UC Berkeley

A unique partnership between the Graduate Theological Union and the University of California, Berkeley, creates unparalleled opportunities for GTU students and faculty. The cooperative relationship with this world-class university just a five-minute walk from our campus enables GTU students to cross register for courses at UC Berkeley, to access university libraries, and to enhance their studies through the incorporation of university disciplines such as anthropology, sociology, linguistics, ethnic studies, and Near Eastern studies.   

The collaborative relationship with the UC Berkeley has been key to the GTU’s identity from the beginning. The member schools that founded the GTU in the 1960s had come to Berkeley precisely so their students and faculty could participate in the interdisciplinary community formed around one of the world’s premier public universities. It is therefore no accident that so many of the GTU’s distinctive fields of study have been those that bring theology and religious studies together with university disciplines.

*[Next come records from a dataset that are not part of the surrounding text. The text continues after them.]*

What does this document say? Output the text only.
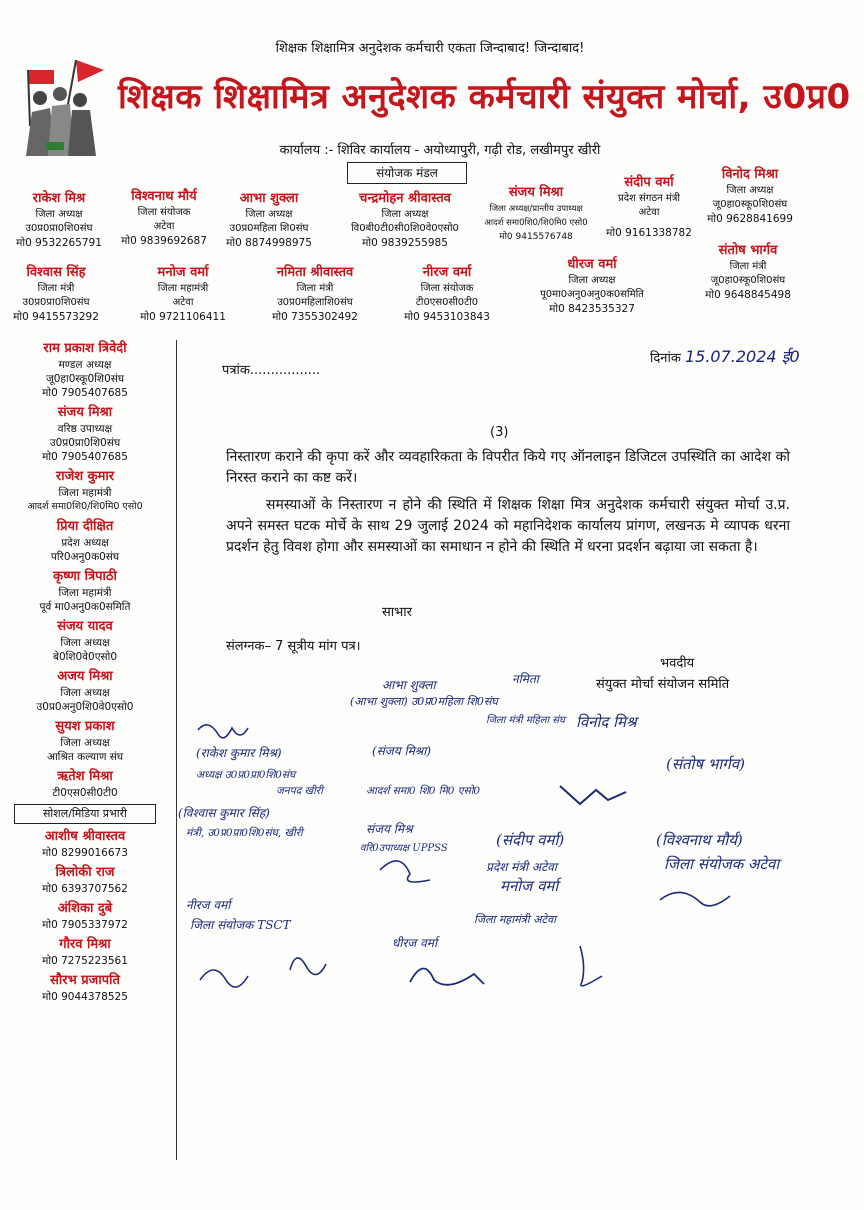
शिक्षक शिक्षामित्र अनुदेशक कर्मचारी एकता जिन्दाबाद! जिन्दाबाद!
शिक्षक शिक्षामित्र अनुदेशक कर्मचारी संयुक्त मोर्चा, उ0प्र0
कार्यालय :- शिविर कार्यालय - अयोध्यापुरी, गढ़ी रोड, लखीमपुर खीरी
संयोजक मंडल
राकेश मिश्र
जिला अध्यक्ष
उ0प्र0प्रा0शि0संघ
मो0 9532265791
विश्वनाथ मौर्य
जिला संयोजक
अटेवा
मो0 9839692687
आभा शुक्ला
जिला अध्यक्ष
उ0प्र0महिला शि0संघ
मो0 8874998975
चन्द्रमोहन श्रीवास्तव
जिला अध्यक्ष
वि0बी0टी0सी0शि0वे0एसो0
मो0 9839255985
संजय मिश्रा
जिला अध्यक्ष/प्रान्तीय उपाध्यक्ष
आदर्श समा0शि0/शि0मि0 एसो0
मो0 9415576748
संदीप वर्मा
प्रदेश संगठन मंत्री
अटेवा
मो0 9161338782
विनोद मिश्रा
जिला अध्यक्ष
जू0हा0स्कू0शि0संघ
मो0 9628841699
विश्वास सिंह
जिला मंत्री
उ0प्र0प्रा0शि0संघ
मो0 9415573292
मनोज वर्मा
जिला महामंत्री
अटेवा
मो0 9721106411
नमिता श्रीवास्तव
जिला मंत्री
उ0प्र0महिलाशि0संघ
मो0 7355302492
नीरज वर्मा
जिला संयोजक
टी0एस0सी0टी0
मो0 9453103843
धीरज वर्मा
जिला अध्यक्ष
पू0मा0अनु0अनु0क0समिति
मो0 8423535327
संतोष भार्गव
जिला मंत्री
जू0हा0स्कू0शि0संघ
मो0 9648845498
राम प्रकाश त्रिवेदी
मण्डल अध्यक्ष
जू0हा0स्कू0शि0संघ
मो0 7905407685
संजय मिश्रा
वरिष्ठ उपाध्यक्ष
उ0प्र0प्रा0शि0संघ
मो0 7905407685
राजेश कुमार
जिला महामंत्री
आदर्श समा0शि0/शि0मि0 एसो0
प्रिया दीक्षित
प्रदेश अध्यक्ष
परि0अनु0क0संघ
कृष्णा त्रिपाठी
जिला महामंत्री
पूर्व मा0अनु0क0समिति
संजय यादव
जिला अध्यक्ष
बे0शि0वे0एसो0
अजय मिश्रा
जिला अध्यक्ष
उ0प्र0अनु0शि0वे0एसो0
सुयश प्रकाश
जिला अध्यक्ष
आश्रित कल्याण संघ
ऋतेश मिश्रा
टी0एस0सी0टी0
सोशल/मिडिया प्रभारी
आशीष श्रीवास्तव
मो0 8299016673
त्रिलोकी राज
मो0 6393707562
अंशिका दुबे
मो0 7905337972
गौरव मिश्रा
मो0 7275223561
सौरभ प्रजापति
मो0 9044378525
पत्रांक.................
दिनांक 15.07.2024 ई0
(3)
निस्तारण कराने की कृपा करें और व्यवहारिकता के विपरीत किये गए ऑनलाइन डिजिटल उपस्थिति का आदेश को निरस्त कराने का कष्ट करें।
समस्याओं के निस्तारण न होने की स्थिति में शिक्षक शिक्षा मित्र अनुदेशक कर्मचारी संयुक्त मोर्चा उ.प्र. अपने समस्त घटक मोर्चे के साथ 29 जुलाई 2024 को महानिदेशक कार्यालय प्रांगण, लखनऊ मे व्यापक धरना प्रदर्शन हेतु विवश होगा और समस्याओं का समाधान न होने की स्थिति में धरना प्रदर्शन बढ़ाया जा सकता है।
साभार
संलग्नक– 7 सूत्रीय मांग पत्र।
भवदीय
संयुक्त मोर्चा संयोजन समिति
आभा शुक्ला	नमिता
(आभा शुक्ला) उ0प्र0महिला शि0संघ
जिला मंत्री महिला संघ विनोद मिश्र
(राकेश कुमार मिश्र)	(संजय मिश्रा)
(संतोष भार्गव)
अध्यक्ष उ0प्र0प्रा0शि0संघ
आदर्श समा0 शि0 मि0 एसो0
जनपद खीरी
(विश्वास कुमार सिंह)
संजय मिश्र
मंत्री, उ0प्र0प्रा0शि0संघ, खीरी
वरि0उपाध्यक्ष UPPSS	(संदीप वर्मा)
प्रदेश मंत्री अटेवा
(विश्वनाथ मौर्य)
जिला संयोजक अटेवा
नीरज वर्मा
जिला संयोजक TSCT
मनोज वर्मा
जिला महामंत्री अटेवा
धीरज वर्मा
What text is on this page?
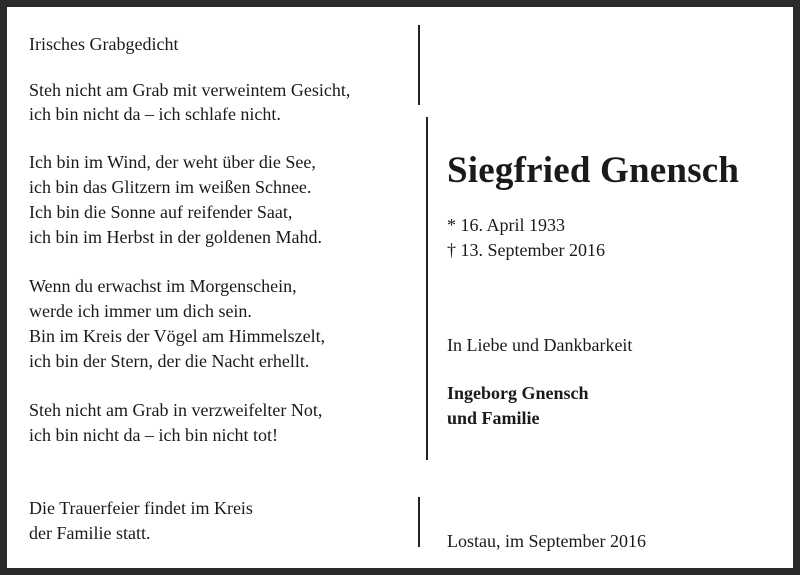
Irisches Grabgedicht
Steh nicht am Grab mit verweintem Gesicht,
ich bin nicht da – ich schlafe nicht.
Ich bin im Wind, der weht über die See,
ich bin das Glitzern im weißen Schnee.
Ich bin die Sonne auf reifender Saat,
ich bin im Herbst in der goldenen Mahd.
Wenn du erwachst im Morgenschein,
werde ich immer um dich sein.
Bin im Kreis der Vögel am Himmelszelt,
ich bin der Stern, der die Nacht erhellt.
Steh nicht am Grab in verzweifelter Not,
ich bin nicht da – ich bin nicht tot!
Die Trauerfeier findet im Kreis
der Familie statt.
Siegfried Gnensch
* 16. April 1933
† 13. September 2016
In Liebe und Dankbarkeit
Ingeborg Gnensch
und Familie
Lostau, im September 2016
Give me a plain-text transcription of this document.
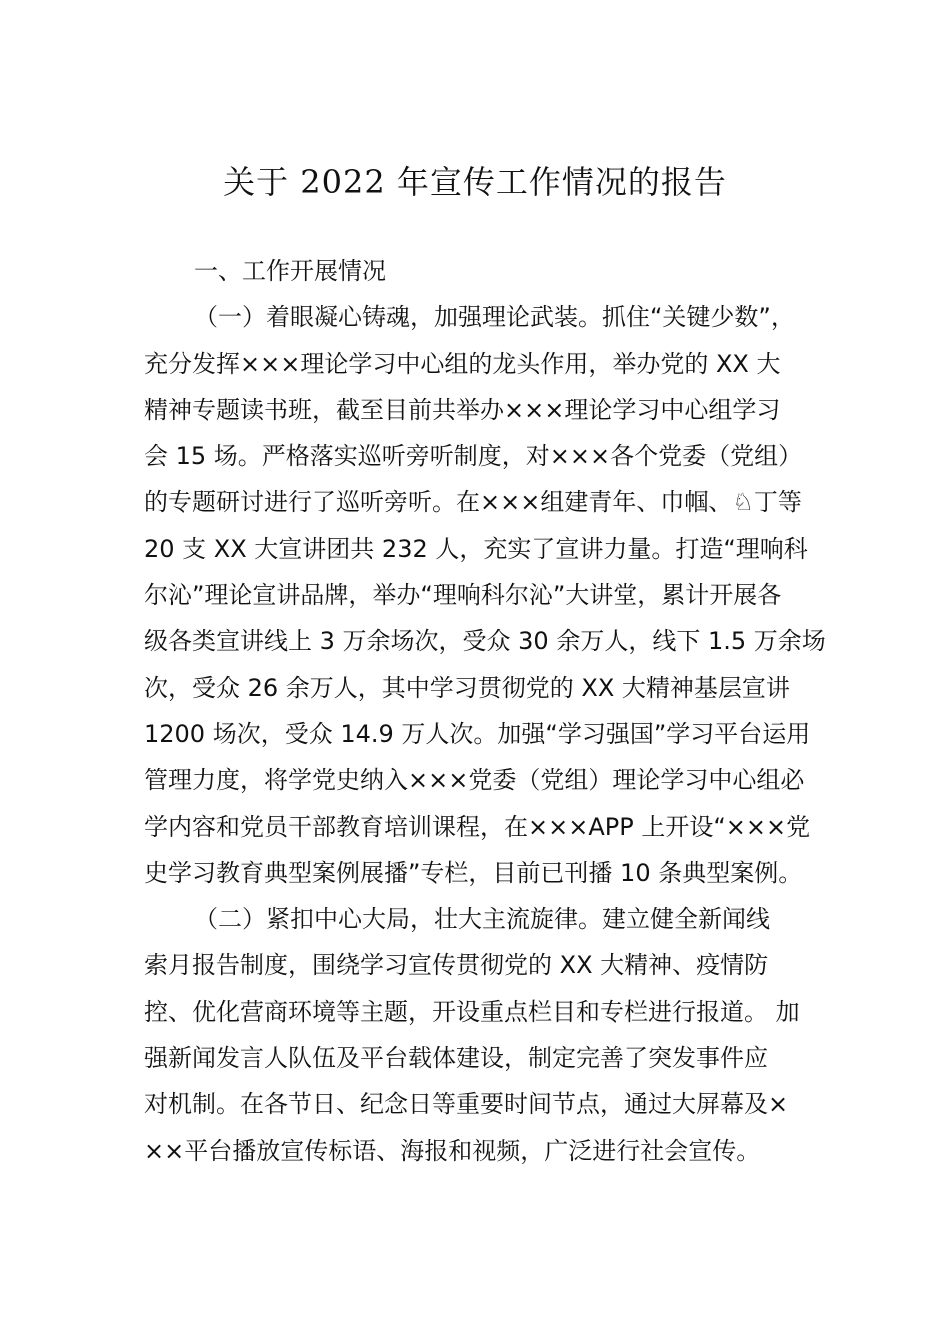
关于 2022 年宣传工作情况的报告
一、工作开展情况
（一）着眼凝心铸魂，加强理论武装。抓住“关键少数”，
充分发挥×××理论学习中心组的龙头作用，举办党的 XX 大
精神专题读书班，截至目前共举办×××理论学习中心组学习
会 15 场。严格落实巡听旁听制度，对×××各个党委（党组）
的专题研讨进行了巡听旁听。在×××组建青年、巾帼、♘丁等
20 支 XX 大宣讲团共 232 人，充实了宣讲力量。打造“理响科
尔沁”理论宣讲品牌，举办“理响科尔沁”大讲堂，累计开展各
级各类宣讲线上 3 万余场次，受众 30 余万人，线下 1.5 万余场
次，受众 26 余万人，其中学习贯彻党的 XX 大精神基层宣讲
1200 场次，受众 14.9 万人次。加强“学习强国”学习平台运用
管理力度，将学党史纳入×××党委（党组）理论学习中心组必
学内容和党员干部教育培训课程，在×××APP 上开设“×××党
史学习教育典型案例展播”专栏，目前已刊播 10 条典型案例。
（二）紧扣中心大局，壮大主流旋律。建立健全新闻线
索月报告制度，围绕学习宣传贯彻党的 XX 大精神、疫情防
控、优化营商环境等主题，开设重点栏目和专栏进行报道。 加
强新闻发言人队伍及平台载体建设，制定完善了突发事件应
对机制。在各节日、纪念日等重要时间节点，通过大屏幕及×
××平台播放宣传标语、海报和视频，广泛进行社会宣传。
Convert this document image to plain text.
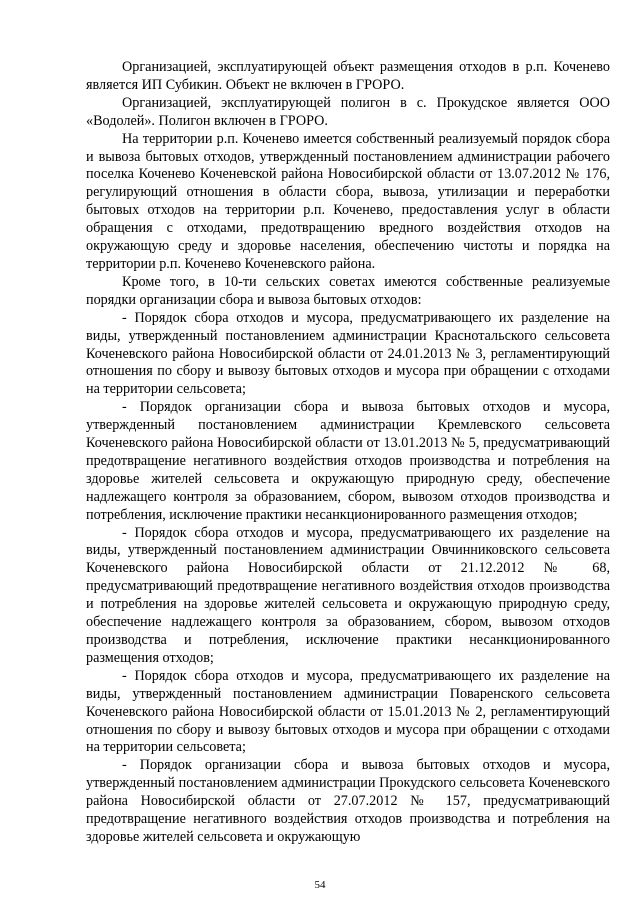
Организацией, эксплуатирующей объект размещения отходов в р.п. Коченево является ИП Субикин. Объект не включен в ГРОРО.

Организацией, эксплуатирующей полигон в с. Прокудское является ООО «Водолей». Полигон включен в ГРОРО.

На территории р.п. Коченево имеется собственный реализуемый порядок сбора и вывоза бытовых отходов, утвержденный постановлением администрации рабочего поселка Коченево Коченевской района Новосибирской области от 13.07.2012 № 176, регулирующий отношения в области сбора, вывоза, утилизации и переработки бытовых отходов на территории р.п. Коченево, предоставления услуг в области обращения с отходами, предотвращению вредного воздействия отходов на окружающую среду и здоровье населения, обеспечению чистоты и порядка на территории р.п. Коченево Коченевского района.

Кроме того, в 10-ти сельских советах имеются собственные реализуемые порядки организации сбора и вывоза бытовых отходов:

- Порядок сбора отходов и мусора, предусматривающего их разделение на виды, утвержденный постановлением администрации Краснотальского сельсовета Коченевского района Новосибирской области от 24.01.2013 № 3, регламентирующий отношения по сбору и вывозу бытовых отходов и мусора при обращении с отходами на территории сельсовета;

- Порядок организации сбора и вывоза бытовых отходов и мусора, утвержденный постановлением администрации Кремлевского сельсовета Коченевского района Новосибирской области от 13.01.2013 № 5, предусматривающий предотвращение негативного воздействия отходов производства и потребления на здоровье жителей сельсовета и окружающую природную среду, обеспечение надлежащего контроля за образованием, сбором, вывозом отходов производства и потребления, исключение практики несанкционированного размещения отходов;

- Порядок сбора отходов и мусора, предусматривающего их разделение на виды, утвержденный постановлением администрации Овчинниковского сельсовета Коченевского района Новосибирской области от 21.12.2012 № 68, предусматривающий предотвращение негативного воздействия отходов производства и потребления на здоровье жителей сельсовета и окружающую природную среду, обеспечение надлежащего контроля за образованием, сбором, вывозом отходов производства и потребления, исключение практики несанкционированного размещения отходов;

- Порядок сбора отходов и мусора, предусматривающего их разделение на виды, утвержденный постановлением администрации Поваренского сельсовета Коченевского района Новосибирской области от 15.01.2013 № 2, регламентирующий отношения по сбору и вывозу бытовых отходов и мусора при обращении с отходами на территории сельсовета;

- Порядок организации сбора и вывоза бытовых отходов и мусора, утвержденный постановлением администрации Прокудского сельсовета Коченевского района Новосибирской области от 27.07.2012 № 157, предусматривающий предотвращение негативного воздействия отходов производства и потребления на здоровье жителей сельсовета и окружающую

54
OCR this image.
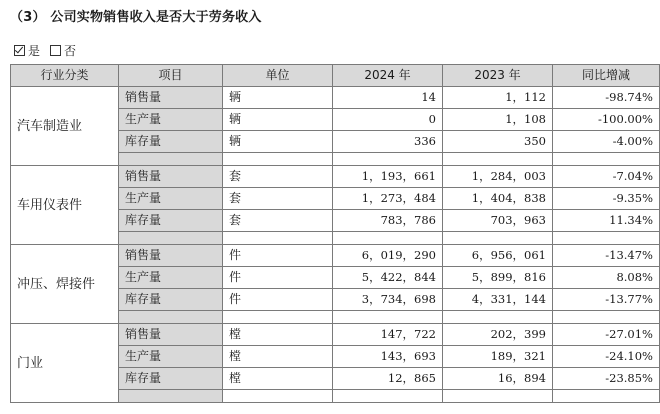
（3） 公司实物销售收入是否大于劳务收入
是 否
行业分类	项目	单位	2024 年	2023 年	同比增减
汽车制造业	销售量	辆	14	1，112	-98.74%
	生产量	辆	0	1，108	-100.00%
	库存量	辆	336	350	-4.00%

车用仪表件	销售量	套	1，193，661	1，284，003	-7.04%
	生产量	套	1，273，484	1，404，838	-9.35%
	库存量	套	783，786	703，963	11.34%

冲压、焊接件	销售量	件	6，019，290	6，956，061	-13.47%
	生产量	件	5，422，844	5，899，816	8.08%
	库存量	件	3，734，698	4，331，144	-13.77%

门业	销售量	樘	147，722	202，399	-27.01%
	生产量	樘	143，693	189，321	-24.10%
	库存量	樘	12，865	16，894	-23.85%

Nearly all GTU doctoral students and most MA students take advantage of the cross-registration agreement with UC Berkeley, which also allows students at UC Berkeley to take classes at the GTU. Many GTU doctoral students have  faculty members from UC Berkeley serving on their comprehensive exam and dissertation committees.

In 1999, the two schools, which have had a long-established reciprocal library borrowing arrangement, entered into a Cooperative Collection Development Agreement formalizing collection development practices that had already been followed for some time. The agreement is currently reviewed annually in a joint meeting between GTU and UC Berkeley librarians, with continuing benefit for informed selection and good fiscal management of acquisition funds.

GTU faculty and students regularly collaborate with UC Berkeley colleagues in a number of university centers and programs, including the Berkeley Center for the Study of Religion, the Center for Race and Gender, the Center on Institutions and Governance, the Religion, Politics and Globalization Program, the Human Rights Center at the School of Law, the Haas Institute for a Fair and Inclusive Society, the Berkeley Center for Jewish Studies, and the Magnes Collection of Jewish Art and Life. Several GTU faculty members have affiliate faculty status in one or more university departments or interdisciplinary programs.